Some EUR3bn of CRN’s lending is eligible under its sustainable bond framework, and more than half of this is mortgages – not just energy efficient mortgages, but also other lending such as social housing and mortgages for SMEs under its social inclusion use of proceeds category.

“We have been assessing the degree to which our mortgage pool is compliant with our sustainability framework,” added García de Eulate, “and we can confirm not only that the use of proceeds of our sustainable covered bond fully follows our framework, but also that enough sustainable mortgage loans exist to back all existing sustainable covered bonds.”

CRN’s debut was only the fourth covered bond to have been launched in the green and social bond market, and the first in which the use of proceeds was not explicitly tied to the cover pool, something that was at the time queried by some market participants.

The new transaction meets Sustainability Bond Guidelines introduced by ICMA in mid-2017, according to Sustainalytics, with the guidelines covering deals that meet a combination of the Green Bond Principles and the Social Bond Principles.
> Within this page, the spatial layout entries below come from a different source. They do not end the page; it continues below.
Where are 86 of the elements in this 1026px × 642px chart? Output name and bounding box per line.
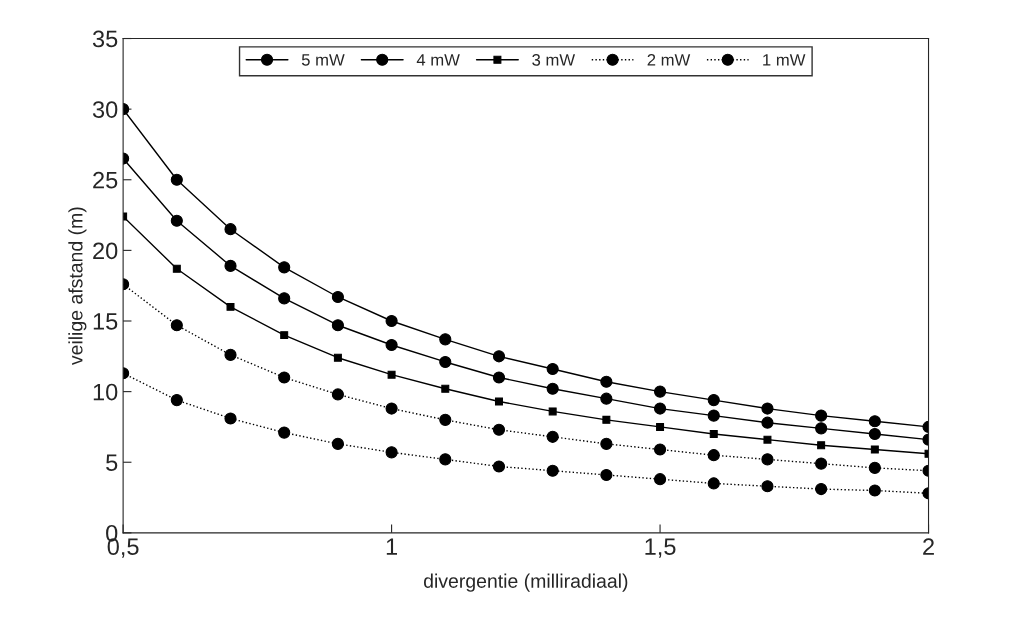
point (761, 453, 774, 466)
point (492, 423, 506, 436)
point (170, 394, 183, 407)
point (761, 416, 774, 429)
point (707, 409, 720, 422)
point (815, 422, 828, 435)
point (761, 402, 774, 415)
point (280, 331, 289, 340)
point (546, 382, 559, 395)
legend-label: 3 mW (532, 53, 576, 66)
point (385, 402, 398, 415)
x-tick-label: 1,5 (645, 538, 676, 558)
y-tick-label: 10 (93, 383, 118, 401)
point (278, 292, 291, 305)
legend-label: 2 mW (647, 53, 691, 66)
point (707, 477, 720, 490)
point (870, 445, 879, 454)
point (868, 415, 881, 428)
point (815, 409, 828, 422)
point (653, 443, 667, 456)
y-tick-label: 5 (106, 454, 118, 472)
point (439, 413, 452, 426)
point (707, 449, 720, 462)
x-axis-title: divergentie (milliradiaal) (423, 573, 628, 592)
point (653, 473, 667, 486)
point (815, 457, 828, 470)
point (331, 290, 344, 304)
point (656, 422, 665, 431)
point (546, 464, 559, 477)
point (546, 362, 559, 376)
point (224, 259, 237, 272)
point (331, 437, 344, 450)
x-tick-label: 1 (386, 538, 397, 555)
point (170, 214, 183, 227)
point (709, 430, 718, 438)
point (331, 319, 344, 332)
point (600, 468, 613, 482)
point (600, 375, 613, 388)
y-axis-title: veilige afstand (m) (68, 207, 87, 366)
point (817, 441, 826, 450)
point (653, 402, 667, 415)
point (439, 453, 452, 466)
legend-label: 1 mW (763, 54, 806, 66)
point (333, 353, 342, 362)
point (441, 384, 450, 393)
legend-label: 5 mW (301, 54, 345, 66)
y-tick-label: 15 (93, 313, 118, 330)
y-tick-label: 30 (92, 101, 118, 118)
point (761, 480, 774, 493)
point (226, 302, 235, 311)
point (224, 223, 237, 236)
point (546, 430, 559, 443)
point (602, 415, 611, 424)
point (387, 370, 396, 379)
point (439, 355, 452, 369)
point (763, 435, 772, 444)
point (278, 261, 291, 274)
point (170, 173, 183, 186)
legend-label: 4 mW (416, 54, 460, 66)
point (492, 371, 506, 384)
y-tick-label: 25 (93, 171, 118, 189)
point (170, 319, 183, 332)
point (278, 426, 291, 439)
point (868, 427, 881, 441)
point (600, 437, 613, 450)
point (224, 412, 237, 425)
point (331, 388, 344, 401)
point (385, 446, 398, 459)
point (815, 483, 828, 496)
point (224, 348, 237, 361)
point (548, 407, 557, 416)
point (600, 392, 613, 405)
point (439, 333, 452, 346)
y-tick-label: 20 (93, 242, 118, 260)
point (278, 371, 291, 384)
x-tick-label: 2 (923, 538, 934, 555)
point (868, 461, 881, 474)
point (868, 484, 881, 497)
point (492, 350, 506, 363)
point (385, 314, 398, 328)
y-tick-label: 35 (92, 30, 118, 48)
point (172, 264, 181, 273)
point (385, 338, 398, 352)
point (653, 385, 667, 398)
point (707, 394, 720, 407)
point (492, 460, 506, 473)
Sustainalytics has also mapped the nine project categories against the UN Sustainable Development Goals (SDGs), finding that they are all aligned with SDG 12, responsible consumption and production, 7, affordable and clean energy, or 11, sustainable cities and communities.

“This recognised taxonomy is very important for investors and more and more are asking us to do this,” said García de Eulate. “They want to have all the social, sustainable and green bonds they invest in mapped to the SDGs so they can explain this to their final investors.”